Christmas is God’s answer to the slavery of self-salvation

I hope and pray that today is a day of restful reorientation for those of you who are being crushed under the weight of trying to make it on your own.
For those who feel the acute pressure of thinking you have to change your spouse if you’re going to be happy, you have to be on top of everything if you’re going to make it, you have to infallibly protect your kids if they’re going to turn out OK, you have to control what others think about you if you’re going to feel important, you have to be the best if your life is going to count, you have to be successful if you’re ever going to satisfy the deep desire for parental approval, and so on and so forth…Christmas is for you.
The Incarnation frees us from what Paul Zahl calls “the law of capability”—the law, he says, “that judges us wanting if we are not capable, if we cannot handle it all, if we are not competent to balance our diverse commitments without a slip.” Because of Christmas, we are now endowed with the strength to admit that we can’t make it on our own–that we’re weak and needy and restless. Since our identity is now anchored in Jesus’ strength, our weaknesses don’t threaten our sense of worth and significance–our security. We’re now free to admit our faults and failures without feeling like our flesh is being ripped off our bones.

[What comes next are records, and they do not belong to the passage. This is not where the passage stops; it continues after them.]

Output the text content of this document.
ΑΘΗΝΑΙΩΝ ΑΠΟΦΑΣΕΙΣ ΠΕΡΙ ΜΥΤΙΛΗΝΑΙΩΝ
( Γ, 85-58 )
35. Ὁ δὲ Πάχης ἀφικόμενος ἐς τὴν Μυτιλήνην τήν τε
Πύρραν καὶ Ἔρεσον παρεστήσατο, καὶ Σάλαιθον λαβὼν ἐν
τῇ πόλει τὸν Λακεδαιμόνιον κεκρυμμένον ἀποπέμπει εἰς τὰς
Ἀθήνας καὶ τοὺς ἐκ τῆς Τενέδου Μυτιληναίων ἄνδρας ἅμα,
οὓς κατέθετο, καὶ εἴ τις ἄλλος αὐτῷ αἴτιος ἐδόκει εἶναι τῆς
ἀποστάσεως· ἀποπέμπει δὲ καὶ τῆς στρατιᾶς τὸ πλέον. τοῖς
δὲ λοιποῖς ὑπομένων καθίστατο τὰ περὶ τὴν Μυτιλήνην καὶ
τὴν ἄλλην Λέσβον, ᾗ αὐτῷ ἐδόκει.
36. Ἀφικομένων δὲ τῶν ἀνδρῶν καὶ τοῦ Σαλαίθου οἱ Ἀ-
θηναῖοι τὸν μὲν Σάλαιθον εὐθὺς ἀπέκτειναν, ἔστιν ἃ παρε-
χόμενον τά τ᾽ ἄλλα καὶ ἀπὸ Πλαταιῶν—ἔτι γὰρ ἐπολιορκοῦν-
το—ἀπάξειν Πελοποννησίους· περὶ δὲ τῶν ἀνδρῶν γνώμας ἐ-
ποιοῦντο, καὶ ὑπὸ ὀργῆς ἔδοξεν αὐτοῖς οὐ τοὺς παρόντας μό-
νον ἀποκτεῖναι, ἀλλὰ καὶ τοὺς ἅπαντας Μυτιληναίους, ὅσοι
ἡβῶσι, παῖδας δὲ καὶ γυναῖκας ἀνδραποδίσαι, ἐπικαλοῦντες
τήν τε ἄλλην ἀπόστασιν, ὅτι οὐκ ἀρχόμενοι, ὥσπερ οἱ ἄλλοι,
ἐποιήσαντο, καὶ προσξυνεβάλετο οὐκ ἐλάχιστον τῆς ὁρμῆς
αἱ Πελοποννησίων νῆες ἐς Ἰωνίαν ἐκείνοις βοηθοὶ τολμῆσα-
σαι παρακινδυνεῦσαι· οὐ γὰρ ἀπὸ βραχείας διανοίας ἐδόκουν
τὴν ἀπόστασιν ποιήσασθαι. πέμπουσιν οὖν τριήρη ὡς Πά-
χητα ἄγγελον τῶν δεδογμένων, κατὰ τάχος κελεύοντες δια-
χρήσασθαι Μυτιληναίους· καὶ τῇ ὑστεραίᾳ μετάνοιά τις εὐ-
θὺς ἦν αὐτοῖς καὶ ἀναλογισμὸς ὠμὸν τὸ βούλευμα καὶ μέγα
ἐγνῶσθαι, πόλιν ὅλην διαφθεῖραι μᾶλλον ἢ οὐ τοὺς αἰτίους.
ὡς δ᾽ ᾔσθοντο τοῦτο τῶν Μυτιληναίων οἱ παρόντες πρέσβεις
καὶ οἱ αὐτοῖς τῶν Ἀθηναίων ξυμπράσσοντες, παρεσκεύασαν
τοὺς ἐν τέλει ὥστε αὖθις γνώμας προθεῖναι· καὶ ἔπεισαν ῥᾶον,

The Incarnation of Christ serves as a glorious reminder that God’s willingness to clean things up is infinitely bigger than our willingness to mess things up. The arrival of God Himself in the flesh sets us free from the pressure we feel to save ourselves from loneliness and lostness, despair and dejection.
In short, Christmas is God’s answer to the slavery of self-salvation.
Whether it’s by trying harder or giving up, being good or bad, pursuing wisdom or foolishness, sacrificially giving or selfishly taking, we suffer under the weight of looking to ourselves for life’s answer.
 Christmas celebrates the glorious truth that no matter how hard we try, we can’t do it. Apart from the Incarnation we are left to our own devices. But Jesus came to liberate us from the pressure of having to fix ourselves, find ourselves, and free ourselves. He came to rescue us from the slavish need to be right, rewarded, regarded, and respected. He came to relieve us of the burden we inherently feel to trust in ourselves in order “to get it done.” Because Jesus came to secure for us what we could never secure for ourselves, life ceases to be a tireless effort to establish ourselves, justify ourselves, validate ourselves.
Because of Christmas, we have nothing to prove or protect. We can stop pretending. We can take off our masks and be real. We hold the wining hand. We have nothing to lose.
The liberating power of Christmas frees us from trying to impress people, appease people, measure up for people, or prove ourselves to people. The Incarnation frees us from the burden of trying to control what other people think about us. It frees us from the miserable, unquenchable pursuit to make something of ourselves by using others.
The Incarnation is God’s shout: “You’re free!”
As Everything, he became nothing so that you–as nothing–could have everything.